Nell’anno 2000 ero a Ibadan, la città più grande e più estesa della Nigeria, in cui facilmente si rifugiano tutti i ragazzi che scappano dai loro villaggi e finiscono a vivere per strada. Ai giovani Salesiani abbiamo proposto di incontrare settimanalmente questi ragazzi, e come Don Bosco, farseli amici. Ad Ibadan ora si sta costruendo una piccola casa (20/25 posti) di accoglienza per i più piccoli, per momenti di malattia e per incontrarsi con persone che possono aiutarli a ritornare in famiglia a progettare il futuro. Ad Ibadan la gente li chiama “Bosco Boys”.
Come ti sei incontrato con i ragazzi musulmani?

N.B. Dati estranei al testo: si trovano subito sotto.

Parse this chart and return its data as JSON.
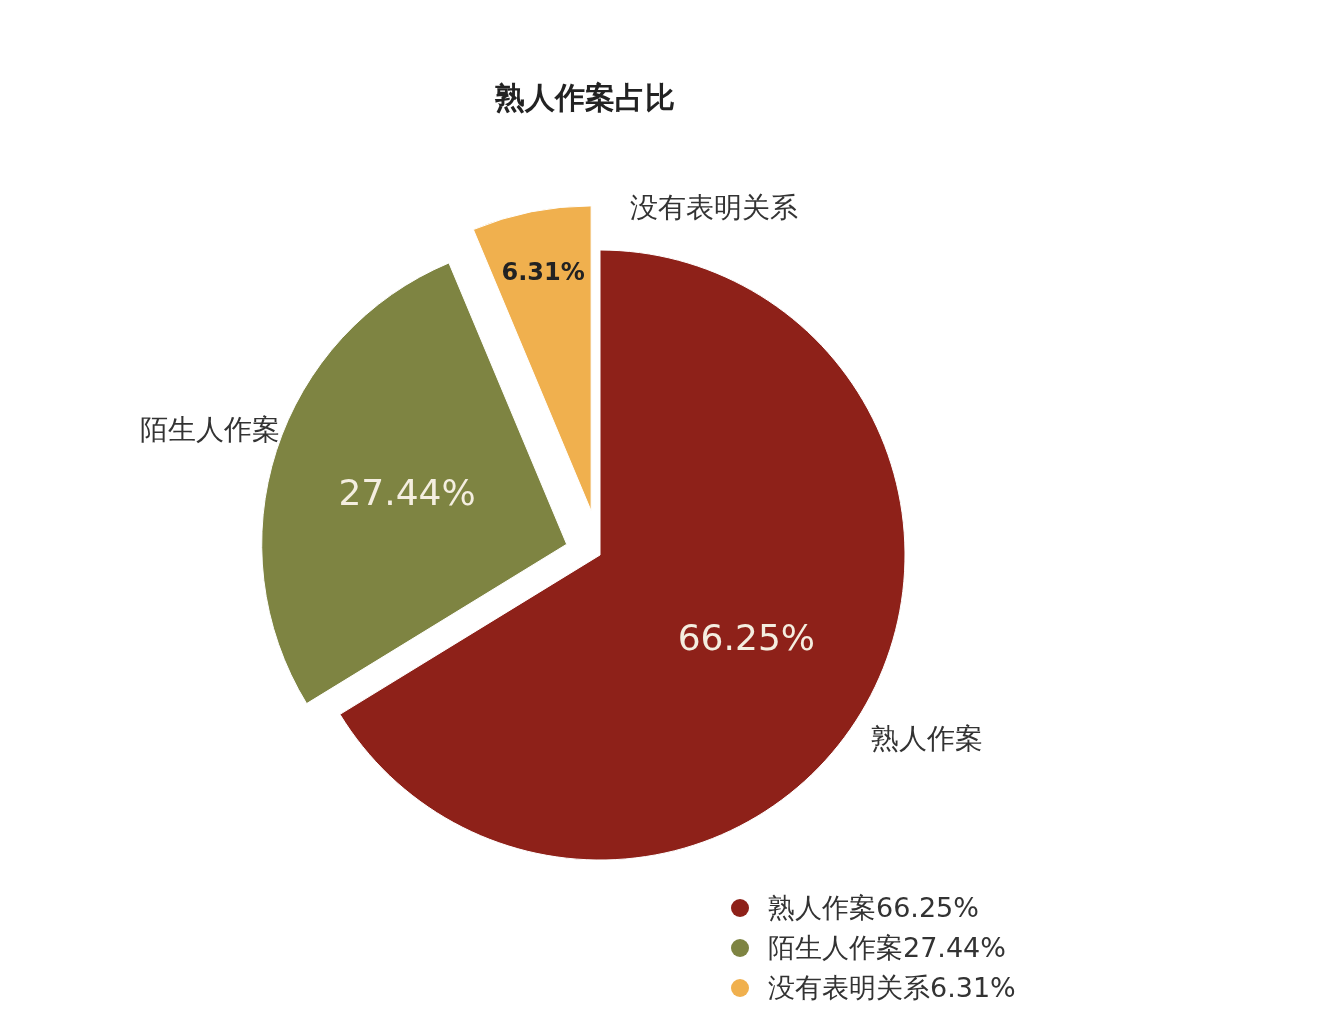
{
  "chart_data": {
    "type": "pie",
    "title": "熟人作案占比",
    "categories": [
      "熟人作案",
      "陌生人作案",
      "没有表明关系"
    ],
    "values": [
      66.25,
      27.44,
      6.31
    ],
    "colors": [
      "#8e2119",
      "#7e8442",
      "#f0b04e"
    ],
    "value_labels": [
      "66.25%",
      "27.44%",
      "6.31%"
    ],
    "legend": "bottom right"
  }
}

Nel 2008 riparto per una nuova destinazione: Abuja. Da anni il cardinale arcivescovo richiedeva la presenza dei Salesiani nelle periferie. Per ora ci ha affidato una parrocchia; con il suo aiuto siamo riusciti a comperare il terreno per costruire l’opera, che prevede scuole tecniche e un centro giovanile. Abuja è al centro della Nigeria; il sogno dei Salesiani in Nigeria è sempre stato raggiungere anche i ragazzi del Nord, principalmente musulmani; Don Bosco ama tutti i giovani, al di là della razza, tribù, religione. E l’opportunità è venuta con una proposta del vescovo di Kontagora. Con un lungo viaggio di 10 ore raggiungiamo Koko, in pieno mondo hausa-musulmano.
Com’è andata la prima messa in territorio musulmano?
Prima della messa abbiamo fatto visita all’Emiro, massima autorità musulmana del posto, un uomo che conosce il suo popolo, contento di collaborare con la Chiesa, che stima. La messa è stata celebrata in una chiesa non ancora finita, ma strapiena. È stata una bella funzione, cantata, con la gioiosa partecipazione della gente. Nella messa il vescovo ha consegnato ai tre salesiani la cura della quasi-parrocchia. Questo è il mio presente lavoro: consegnare il campo ai miei allievi.